Anggota Tim Hisab Rukyat Kemenag, Cecep Nurwendaya, menjelaskan bahwa secara astronomis hilal di seluruh wilayah Indonesia belum memenuhi kriteria visibilitas yang ditetapkan oleh MABIMS (Brunei Darussalam, Indonesia, Malaysia, dan Singapura).
Posisi Hilal Masih Negatif
Dalam pemaparannya di Seminar Sidang Isbat yang digelar di Hotel Borobudur, Jakarta, Cecep mengungkapkan bahwa posisi hilal saat ini masih “minus” atau berada di bawah garis cakrawala setelah matahari terbenam.
“Secara hisab MABIMS, 1 Ramadan 1447 Hijriah jatuh pada hari Kamis, 19 Februari 2026 Masehi. Ini sifatnya informatif dan memerlukan konfirmasi melalui verifikasi rukyat untuk bahan penetapan sidang isbat malam ini,” ujar Cecep.
Data teknis menunjukkan:
-
Kriteria MABIMS: Tinggi hilal minimal 3 derajat dan elongasi minimal 6,4 derajat.
-
Kondisi Riil: Umur hilal tercatat masih 0 jam karena ijtimak (konjungsi) baru terjadi pada pukul 19.01 WIB, setelah matahari terbenam.
-
Status: Hilal belum “lahir” saat dilakukan pemantauan sore ini.
Perbedaan Metode: Hisab vs Rukyat
Pemerintah Indonesia menggunakan kombinasi dua metode untuk menentukan awal bulan Hijriah:
-
Hisab: Perhitungan numerik-matematik untuk menentukan posisi geometris benda langit.
-
Rukyat: Pengamatan langsung di lapangan untuk memverifikasi hasil hitungan tersebut.

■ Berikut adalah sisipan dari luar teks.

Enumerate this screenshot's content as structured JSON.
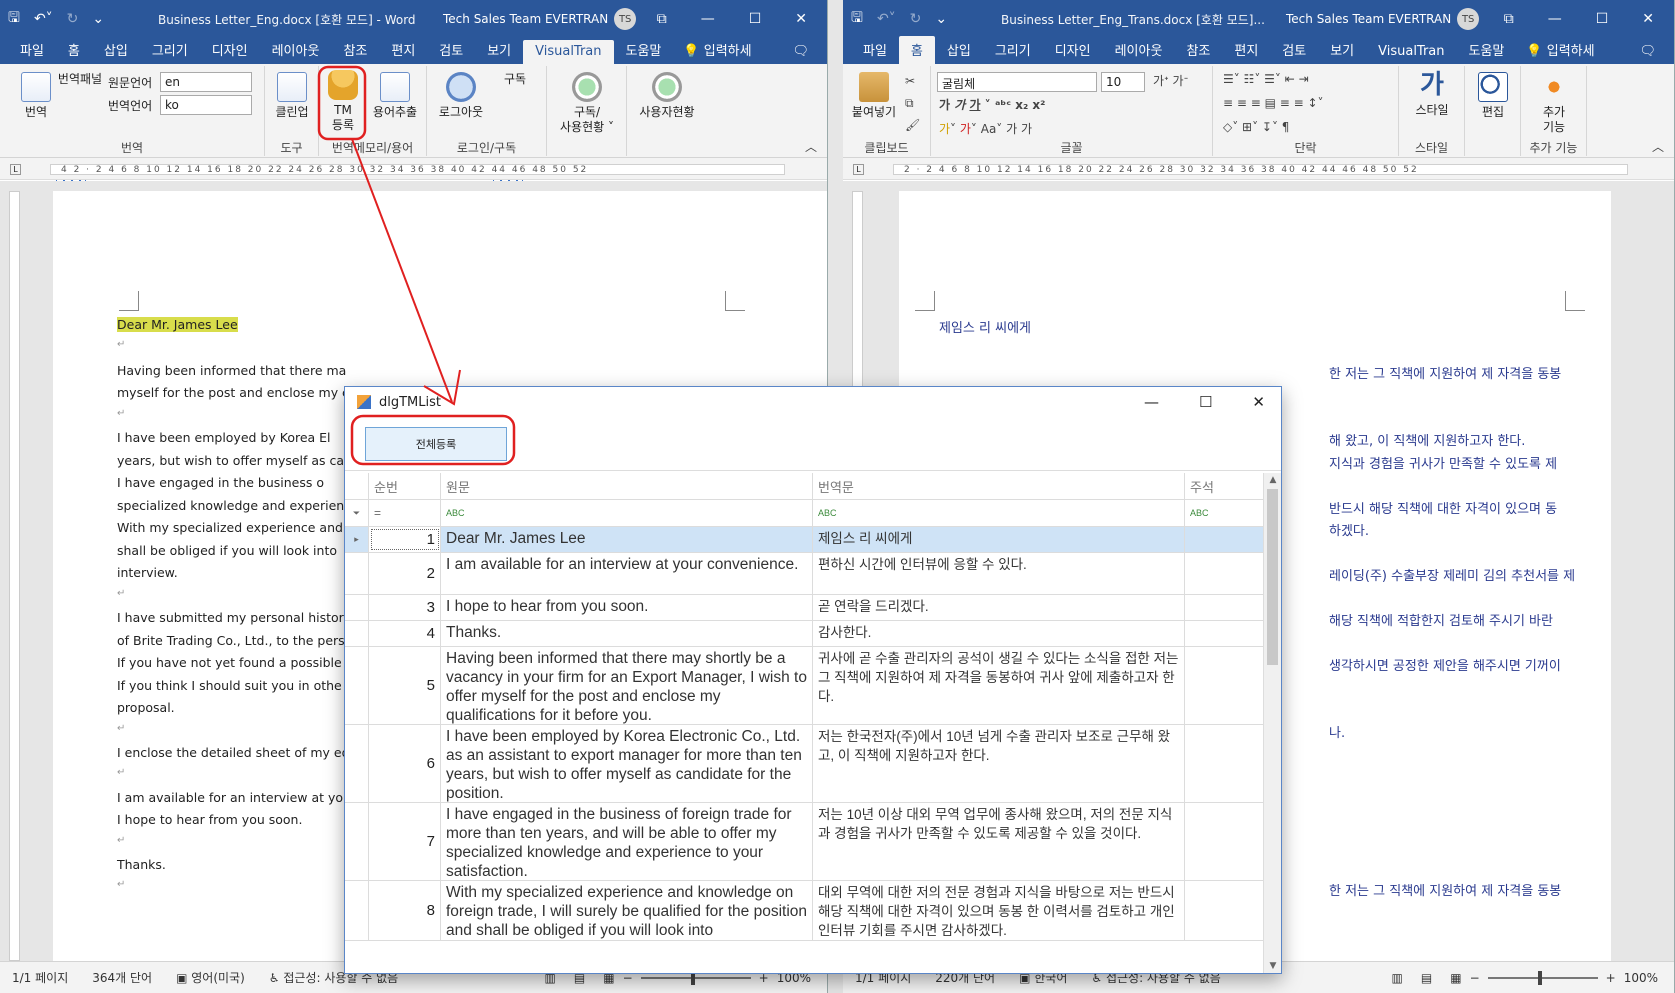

Sidang Isbat yang dipimpin oleh Menteri Agama Nasaruddin Umar akan menjadi penentu final setelah menerima laporan dari titik-titik pemantauan hilal di seluruh Indonesia.
Pesan Toleransi di Tengah Perbedaan
Di sisi lain, PP Muhammadiyah sebelumnya telah menetapkan bahwa 1 Ramadan 1447 H jatuh lebih awal, yakni pada Rabu, 18 Februari 2026.
Menanggapi potensi perbedaan ini, Ketua Umum PP Muhammadiyah, Haedar Nashir, mengimbau umat Islam untuk tetap tenang dan saling menghormati.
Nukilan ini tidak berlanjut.